Future Perfect, by VNV Nation: Given to me by napoleons_mommy at the same time as the above, so I suspect it also comes from Farmboy. This is a really excellent album -- a bit less dance-focused, but complex and fascinating, holding together well *as* an album. The style reminds me oddly of good Peter Gabriel: that's partly the lead vocals (the voice is just plain similar), but there's also something in the slightly dark tone that strikes me there. I'll probably need to get a real copy of this, because I do intend to listen to it more.

Debasement Tapes and Plugged, by Tom Smith: For quite some time now, ladysprite has been telling me that I absolutely need to get to know the works of filkertom; more recently, tpau had been joining in. So when he showed up as Filk GoH at Arisia, we went to hear him, and I was hooked. This is good, classic, fun filk. So, being me, I ordered all of his albums off the Web.

His cassettes are actually his best work, IMO. Debasement Tapes has a bunch of very good filk, but isn't quite on the level of Domino Death or Who Let Him In Here?, which are start-to-finish brilliant. Plugged is fully orchestrated music, which is interesting and occasionally great, but overall doesn't quite work IMO. Only one of his prior songs -- Rocket Ride -- is at all improved by the orchestration, and that only slightly. A bit too much of the music is conspicuously synth, which just feels less rich and real than the plain guitar that he mostly uses, and only two of the songs -- Bermuda Triangle and Mand(e)la -- really work great with it. Really, the best song on the album is the a capella Falling Free, which is flat out gorgeous. (But not quite new: ladysprite introduced me to it a few months ago.)

Underwater Moonlight, by The Soft Boys: I bought this at a used record store, which had noted that this is Robyn Hitchcock's old band. I'm very fond of his work, so I gave it a try. It turns out to be a classic example of the artist as work-in-progress. It's a two-disc set: the first disc is apparently their greatest hits, and the second is their earliest tapes. The former isn't bad, and is *very* recognizable as Hitchcock, with the signature Daliesque lyrics and very slightly flat sliding vocals. The latter is interesting, if painful, mostly interesting in showing the band's evolution from dreadful garage band with potential to reasonably professional band. Still, there's nothing here that's on the same plane as Fegmania or his other later work.
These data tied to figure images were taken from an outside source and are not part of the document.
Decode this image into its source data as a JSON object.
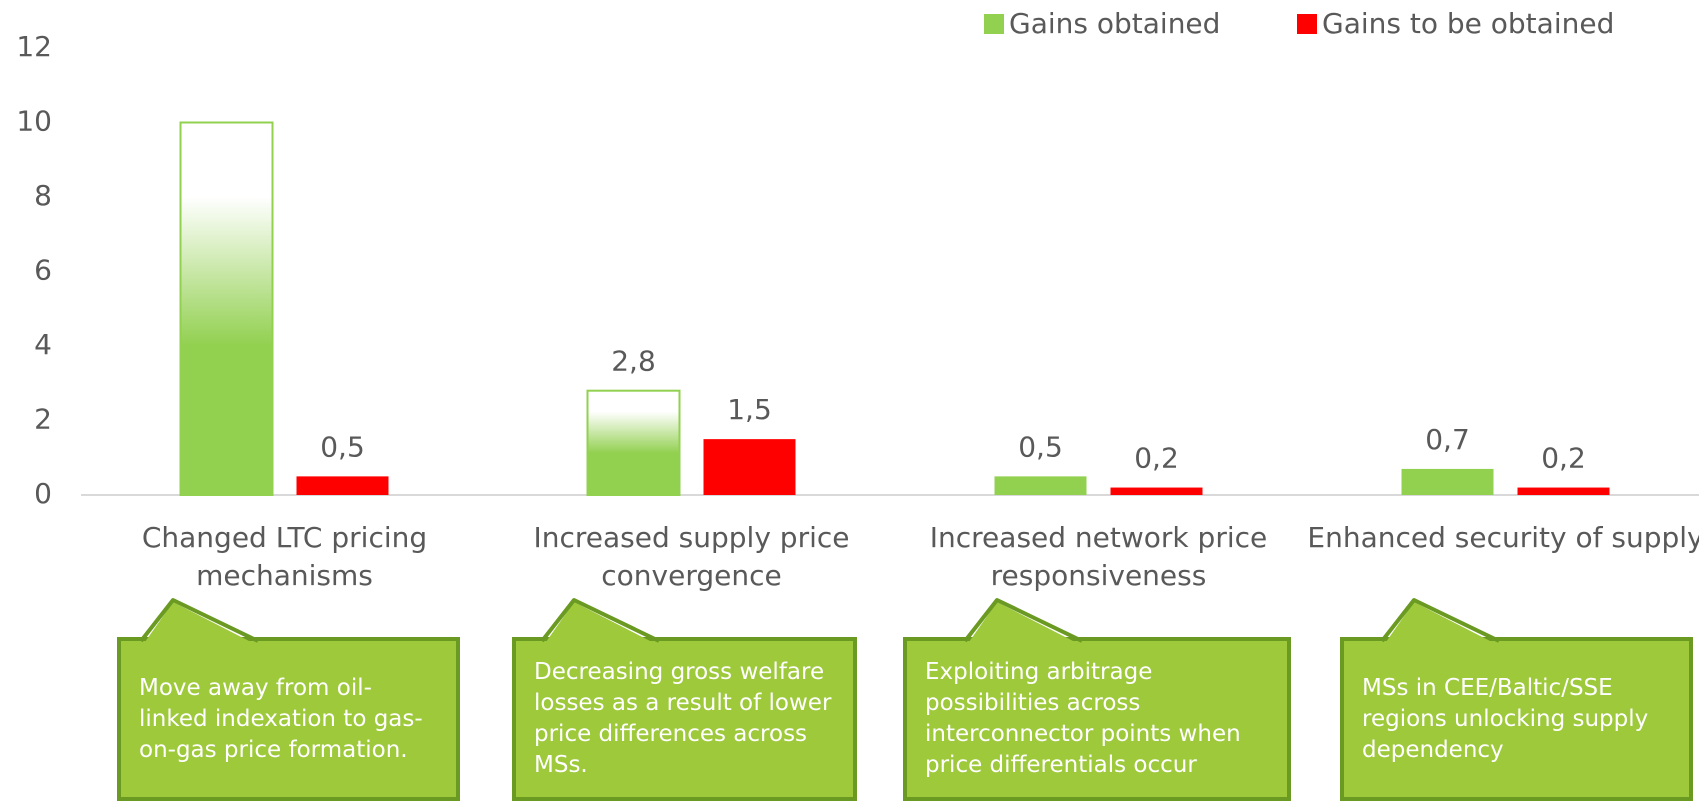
{
  "chart_data": {
    "type": "bar",
    "categories": [
      "Changed LTC pricing mechanisms",
      "Increased supply price convergence",
      "Increased network price responsiveness",
      "Enhanced security of supply"
    ],
    "series": [
      {
        "name": "Gains obtained",
        "color": "#92d050",
        "values": [
          10,
          2.8,
          0.5,
          0.7
        ],
        "value_labels": [
          null,
          "2,8",
          "0,5",
          "0,7"
        ]
      },
      {
        "name": "Gains to be obtained",
        "color": "#ff0000",
        "values": [
          0.5,
          1.5,
          0.2,
          0.2
        ],
        "value_labels": [
          "0,5",
          "1,5",
          "0,2",
          "0,2"
        ]
      }
    ],
    "ylim": [
      0,
      12
    ],
    "yticks": [
      0,
      2,
      4,
      6,
      8,
      10,
      12
    ],
    "grid": false,
    "legend": "top-right",
    "annotations": [
      "Move away from oil-linked indexation to gas-on-gas price formation.",
      "Decreasing gross welfare losses as a result of lower price differences across MSs.",
      "Exploiting arbitrage possibilities across interconnector points when price differentials occur",
      "MSs in CEE/Baltic/SSE regions unlocking supply dependency"
    ]
  }
}
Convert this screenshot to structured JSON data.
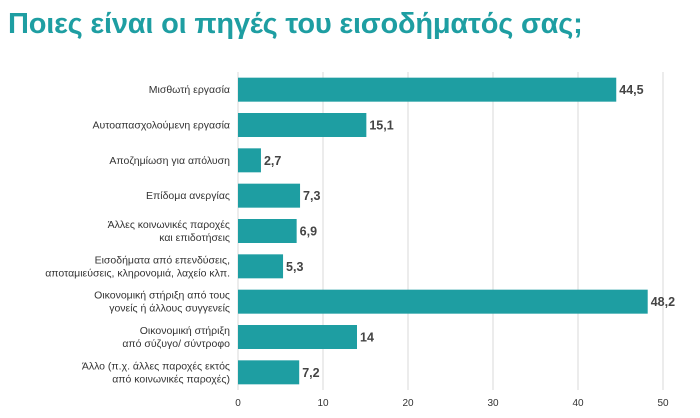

Avenue Q: The Soundtrack: The first full album I've ever downloaded. This was played in the background at a party over at ladysprite's a while ago, and I was intrigued by what I heard of it, so I bought it from iTunes. It was described to me as "Sesame Street meets Rent", which is a pretty apt characterization. The songs are fun, catchy and at times savagely satirical -- the muppetesque aspect only shows up now and then, but is bizarrely funny when it does. I suspect that this is one of those soundtracks that I'm going to have memorized before I ever get around to seeing the show itself.

Yes, by Yes: This is a great example of just how good a really talented band can be when they're just starting out. Back in 1969, the band wasn't quite fully formed yet -- the style is a shade jazzier than where they would wind up (rather like early Jethro Tull in that regard), the distinctive Yes sound not completely there yet. But it's already close: both the orchestrations and Jon Anderson's voice are already unmistakeable on almost every track. It's not their best album by a long ways, but it's impressively good for a group that was just beginning to change the landscape. And it proves that they could make good music even without Roger Dean covers.